Stefano Boeri, architetto


La stanza del vuoto
Progetto di Parisotto + Formenton Architetti con Italcom, Laboratorio Morseletto
“Esiste una sorta di analogia tra il progetto dell’architettura e l’opera cinematografica: entrambe cercano di interpretare la realtà. Abbiamo scelto un’opera di Michelangelo Antonioni (La notte, ndr) cercando di avvicinare il suo modo di vedere la realtà al nostro. Il tema della commistione delle arti, il poter fare un progetto che sia contaminato è molto vicino al nostro modo di progettare.” Massimo Formenton, architetto
“Abbiamo scelto questa scena (Giovanni tra presenza e assenza con Monica Vitti e Marcello Mastroianni, ndr) del film di Antonioni perché secondo noi nessuno poteva interpretare meglio la contaminazione delle discipline. Abbiamo cercato di ricostruire la destabilizzazione del personaggio tra presenza e assenza attraverso un gioco di riflessioni. Inoltre nei film di Antonioni non è mai ben definito il rapporto tra esterno e interno: anche noi abbiamo costruito un padiglione che in realtà è un patio, e c’è un rapporto che continua tra l’interno e l’esterno.”

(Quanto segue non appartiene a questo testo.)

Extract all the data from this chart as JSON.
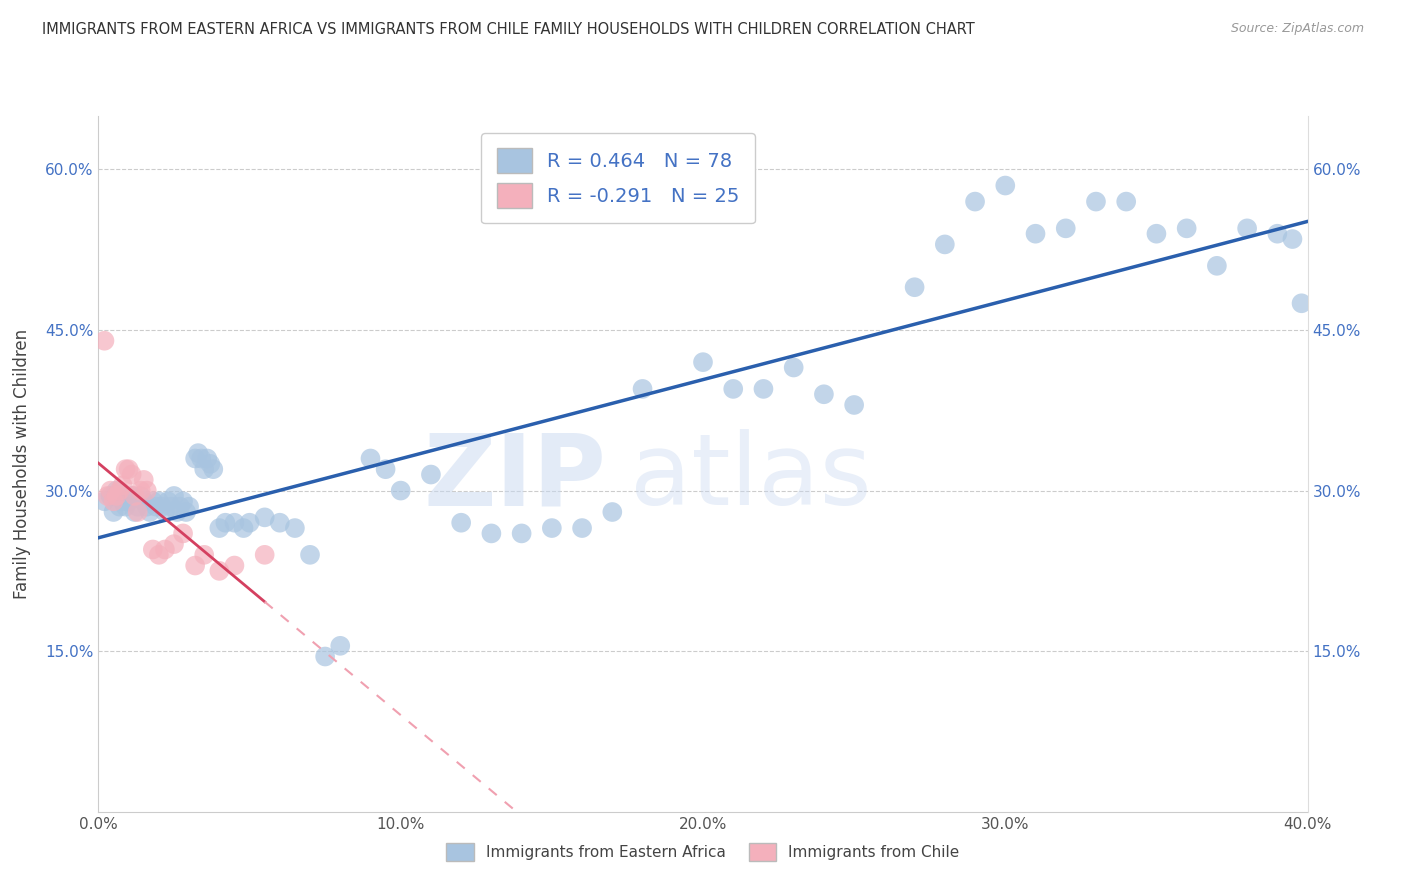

Aldo Parisotto, architetto


Towers
Progetto di Sergei Tchoban, Sergey Kuznetsov, Agniya Sterligova con Velko Group
“Per me ogni installazione è un’architettura, quindi è parte di un’esperienza. Al centro del Cortile d’Onore abbiamo presentato una torre, che è sempre la parte principale di un complesso architettonico; d’altro canto questa è una torre che dà informazioni, anche su se stessa, sul proprio design. Comunica con le persone che arrivano alla mostra e vedono le varie immagini sulla torre. Le immagini sono in movimento e inducono la gente a pensare: ‘Com’è questa torre?’ Se ne discute, nasce un dialogo, uno scambio, che è l’essenza di Open Borders. Per questo credo che la nostra installazione sia molto chiara, riguardi l’integrazione delle persone nel dialogo sui confini aperti, un dialogo a cui partecipano tutti.”